Courrier des lecteurs

Vous avez demandé la police ?

  • Publié le 9 mars 2019 à 11:22
  • Actualisé le 9 mars 2019 à 11:26

La Journée internationale des droits des femmes le 8 mars me rappelle un mauvais souvenir datant d'il y a cinq mois. Au commissariat de Malartic, on ne décroche pas. Tant pis, je rappellerai plus tard. Ah mais non, puisque j'appelle au sujet d'une femme qui se trouve en ce moment même menacée par un homme alcoolisé et menaçant, au passé violent. Il y a urgence.

Je compose le 17 et je tombe évidemment sur le commissariat de ma commune. J'explique que l'incident a lieu ailleurs, que je suis au courant car lorsque j'ai appelé mon amie, elle a décroché mais ne m'a pas parlé : en revanche j'ai entendu la conversation. Autant dire que c'était de sa part un appel au secours, un moyen de me faire comprendre qu'elle était en danger. Ah oui, mais alors il faut appeler Malartic. Je viens de le faire, ça ne répond pas. Ben... normalement, ça répond.

Là, je fais ce que l'on est de plus en plus souvent obligé de faire pour être écouté : je commence à parler plus fort... Normalement, peut-être, mais pas maintenant. D'accord. Enfin on m'écoute, on note, on promet de contacter la police à Saint-Denis, on me conseille de rappeler Malartic.
À Malartic, par inadvertance sans doute, ça décroche. Je m'explique pour la deuxième fois. Et pendant qu'une femme est en danger, on me répond d'appeler le 17...

Il se trouve que c'est exactement ce qui s'était passé quand mon amie avait appelé elle-même auparavant : en attendant d'être frappée par son ex-mari, elle était renvoyée d'un numéro à un autre, un de ces numéros étant un numéro d'URGENCE, je le rappelle. Là, bien sûr, je parle plus fort pour faire comprendre que je ne vais pas passer mon après-midi à me faire balader pendant qu'une femme est en danger. La réponse vaut des points : apparemment le standard du commissariat n'existe pas que pour moi, il y 1 million d'habitants à La Réunion paraît-il... je ne savais pas qu'ils dépendaient tous de Malartic... et surtout quand j'ai appelé la première fois, le standard n'était pas occupé : ça sonnait dans le vide, c'est différent. Le préposé n'était pas en train de gérer une autre affaire au téléphone, il devait être en train de draguer à la machine à café ou je ne sais quoi.

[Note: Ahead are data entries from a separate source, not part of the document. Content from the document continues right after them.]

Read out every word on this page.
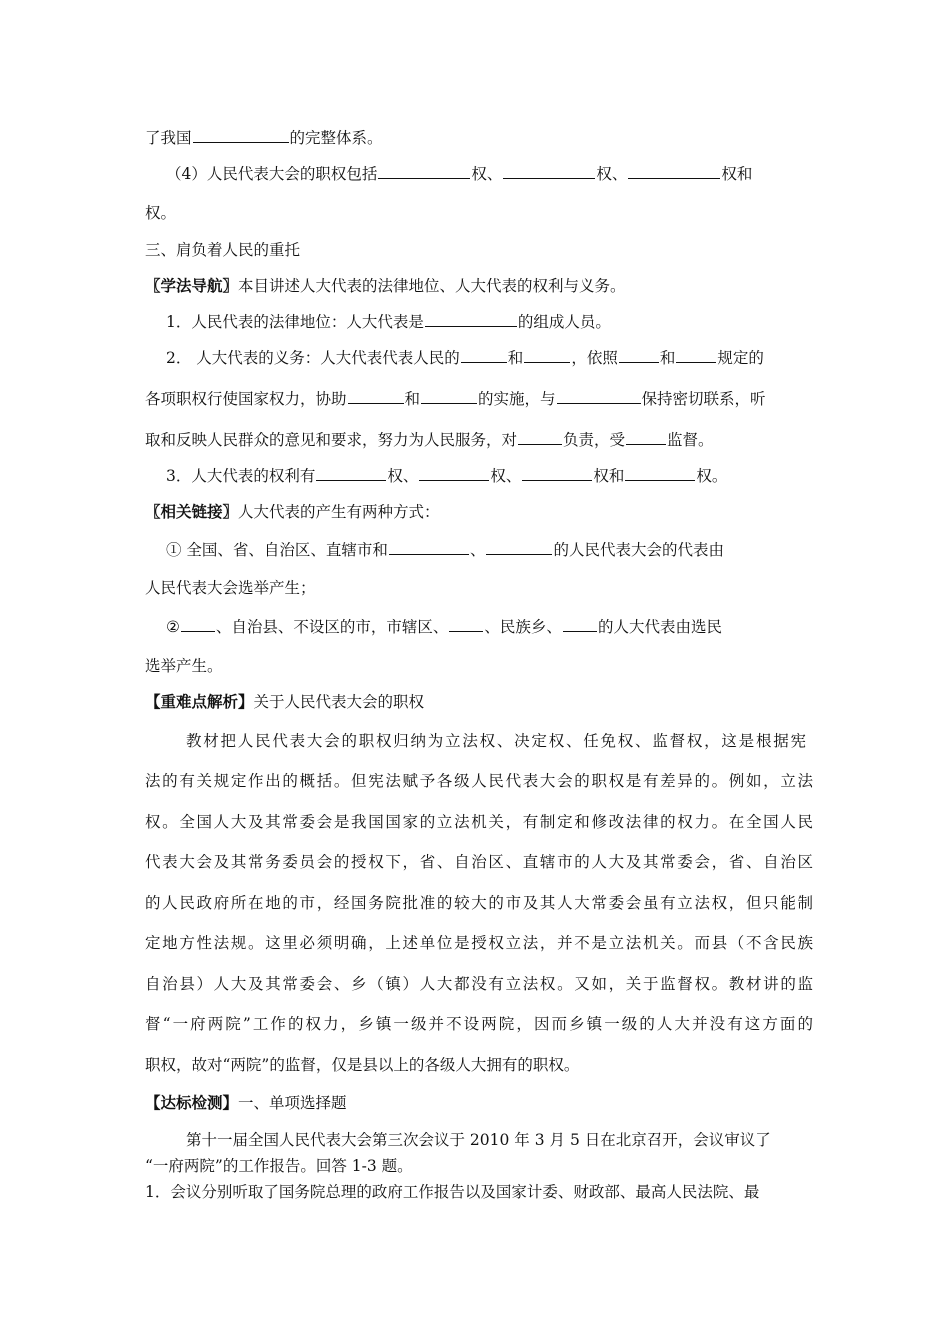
了我国	的完整体系。
（4）人民代表大会的职权包括	权、	权、	权和
权。
三、肩负着人民的重托
〖学法导航〗本目讲述人大代表的法律地位、人大代表的权利与义务。
1．人民代表的法律地位：人大代表是	的组成人员。
2． 人大代表的义务：人大代表代表人民的	和	，依照	和	规定的
各项职权行使国家权力，协助	和	的实施，与	保持密切联系，听
取和反映人民群众的意见和要求，努力为人民服务，对	负责，受	监督。
3．人大代表的权利有	权、	权、	权和	权。
〖相关链接〗人大代表的产生有两种方式：
① 全国、省、自治区、直辖市和	、	的人民代表大会的代表由
人民代表大会选举产生；
② 、自治县、不设区的市，市辖区、 、民族乡、 的人大代表由选民
选举产生。
【重难点解析】关于人民代表大会的职权
教材把人民代表大会的职权归纳为立法权、决定权、任免权、监督权，这是根据宪
法的有关规定作出的概括。但宪法赋予各级人民代表大会的职权是有差异的。例如，立法
权。全国人大及其常委会是我国国家的立法机关，有制定和修改法律的权力。在全国人民
代表大会及其常务委员会的授权下，省、自治区、直辖市的人大及其常委会，省、自治区
的人民政府所在地的市，经国务院批准的较大的市及其人大常委会虽有立法权，但只能制
定地方性法规。这里必须明确，上述单位是授权立法，并不是立法机关。而县（不含民族
自治县）人大及其常委会、乡（镇）人大都没有立法权。又如，关于监督权。教材讲的监
督“一府两院”工作的权力，乡镇一级并不设两院，因而乡镇一级的人大并没有这方面的
职权，故对“两院”的监督，仅是县以上的各级人大拥有的职权。
【达标检测】一、单项选择题
第十一届全国人民代表大会第三次会议于 2010 年 3 月 5 日在北京召开，会议审议了
“一府两院”的工作报告。回答 1-3 题。
1．会议分别听取了国务院总理的政府工作报告以及国家计委、财政部、最高人民法院、最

Ce n'est pas le pire. Le pire c'est de m'avoir répondu : si c'est aussi urgent que cela, appelez les pompiers.

Oui, mesdames, vous avez bien lu. Il existe à Saint-Denis un flicaillon indigne de porter l'uniforme qui vous répondra d'appeler les pompiers si votre conjoint ou votre ex-conjoint vous agresse et vous violente. Attendez d'avoir le visage tuméfié, l'arcade sourcilière qui pisse le sang, un bras cassé, mais ne dérangez pas le petit monsieur du standard de Malartic. Pourquoi ne pas appeler directement la morgue ?

C'est comme ça qu'une opératrice du SAMU de Strasbourg a envoyé à la mort la jeune Naomi Musenga en décembre 2017. Heureusement pendant ce temps-là, deux vrais policiers ont fait leur travail : celui qui a tenu sa promesse de contacter Saint-Denis et celui qui m'a immédiatement appelé et a su me rassurer au lieu de me demander " pour qui je me prenais ", comme on l'avait fait à Malartic. Je les remercie chaleureusement. Il se trouve qu'entretemps mon amie avait pu s'échapper, qu'elle était sous la protection de la police – déjà en route vers chez elle – et que son ex-mari avait été interpellé.

Cette fois-ci, tout s'est bien terminé. Mais la prochaine fois ? Pour une autre femme ? Pour celle qui aura le malheur de tomber sur la même personne que moi à Malartic, le mercredi 3 octobre 2018 à 16h 30 ? Que cet individu en bleu se rassure : il aura une autre chance de se rendre coupable de non-assistance à personne en danger. Les femmes battues, ça ne manque pas à La Réunion.